We are seeing that not only are the ones who booked loads with us booking more loads every single week that they come back. But drivers who never booked a load with us, continued opening up the app almost every single day to check for new opportunities. We saw this crazy engagement. There’s not a lot of ways for drivers to see what loads are available out there. And just having the list and the price—that visibility in and of itself—is a huge mental shift.

Madrigal: It’s almost like the early stories around cell phones and farmers in whatever country being able to check the prices at market.

Berdinis: This is like that for a lot of these truck drivers. We were super skeptical that the divers would know how to use the app. But whether it is self-selection or whatever, we found this incredible affinity to come back and check more. We were pleasantly surprised by that.

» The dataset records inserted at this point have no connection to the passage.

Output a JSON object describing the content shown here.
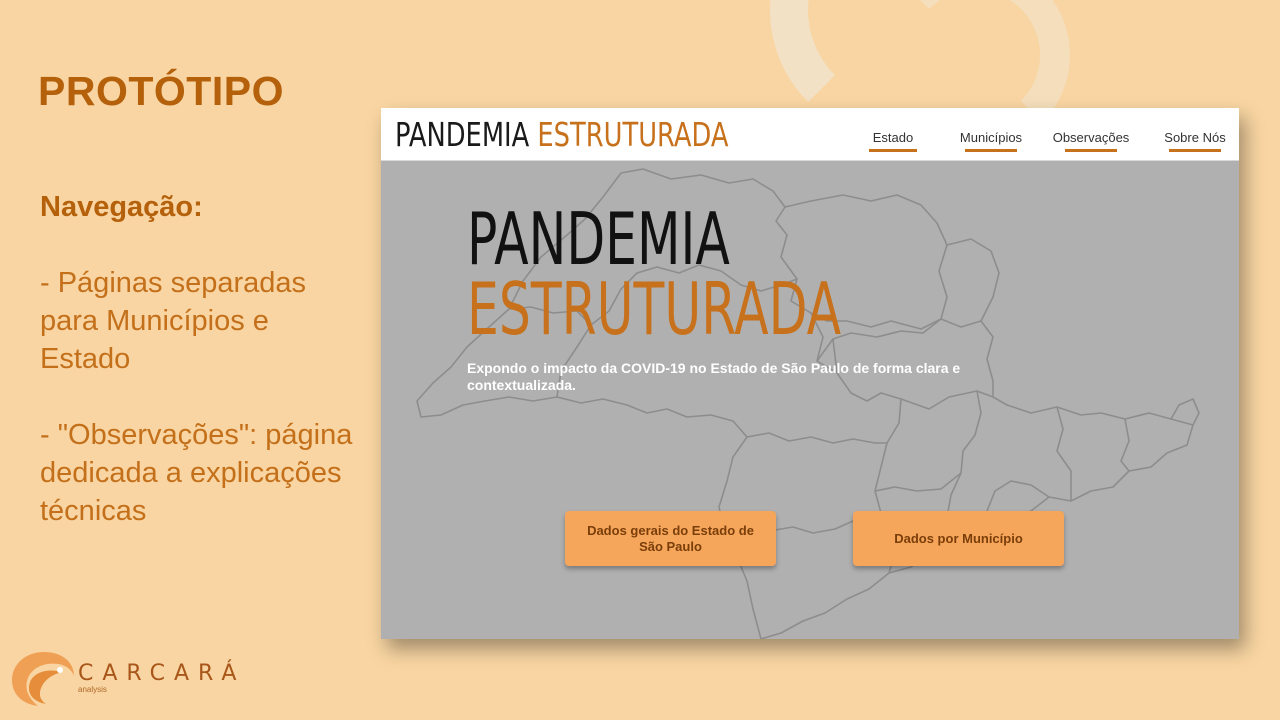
{
  "slide": {
    "title": "PROTÓTIPO",
    "nav_heading": "Navegação:",
    "bullets": [
      "- Páginas separadas para Municípios e Estado",
      "- \"Observações\": página dedicada a explicações técnicas"
    ]
  },
  "mockup": {
    "brand_part1": "PANDEMIA",
    "brand_part2": "ESTRUTURADA",
    "nav": [
      "Estado",
      "Municípios",
      "Observações",
      "Sobre Nós"
    ],
    "hero_line1": "PANDEMIA",
    "hero_line2": "ESTRUTURADA",
    "hero_subtitle": "Expondo o impacto da COVID-19 no Estado de São Paulo de forma clara e contextualizada.",
    "cta_state": "Dados gerais do Estado de São Paulo",
    "cta_municipality": "Dados por Município"
  },
  "logo": {
    "name": "CARCARÁ",
    "tagline": "analysis"
  },
  "colors": {
    "background": "#f8d5a2",
    "accent": "#c7711c",
    "title": "#b5610c",
    "button": "#f6a65a"
  }
}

Madrigal: Where does all this go from here? What are the next steps?

Berdinis: Texas was our original focus and yesterday, we announced six new states or regions we’ll do our same kind of density play in. That’s gonna help us understand if we can replicate the success we’ve seen in Texas in these other markets.

Madrigal: Do you have a GM for those markets, the way Uber’s passenger business would?

Berdinis: We don’t have a GM for those markets. It is all centralized from the ops team. When Uber launches new cities, they have a GM. They have a pretty standard process. For Freight, it’s not exactly like that. Because freight moves between cities. And the lines are not as clean as “Here’s Los Angeles that’s launched.”

Madrigal: Okay, that’s one shift. What’s the other big thing?

Berdinis: Up until now, the way drivers interacted with the app, they have to go into the app and search for what they want. We’ve learned that drivers have pretty specific preferences. Uber drivers don’t really have preferences. Maybe they can use this tool that helps them drive home at the end of the day. But during the day, the whole city is where they are working. With truck drivers, you can’t tell a local driver, someone driving within 100 miles of their home, to go take a load from Houston to New York. There is no point to surfacing that. So, now the app is a lot more proactive about personalizing that search-and-discovery experience.

So, we’re sending out push notifications. Hey, this load is one you’ve taken before. It just showed up on our system. Do you wanna book it? And then when they get into an app, there is a whole For You section. It’ll say: Recommended Because The Load Will Take You Home. Recommended Because You’ve Done This Load Before.

Madrigal: Netflix-style.

Berdinis: Right.

Madrigal: Are there other companies that want to digitize the brokerage business?

Berdinis: There’s a few “Uber for trucking companies.” They don’t call themselves that anymore, but they used to. There’s Transfix out of New York, Convoy out of Seattle. And if you search “Uber for trucking” you’ll see dozens that came and went.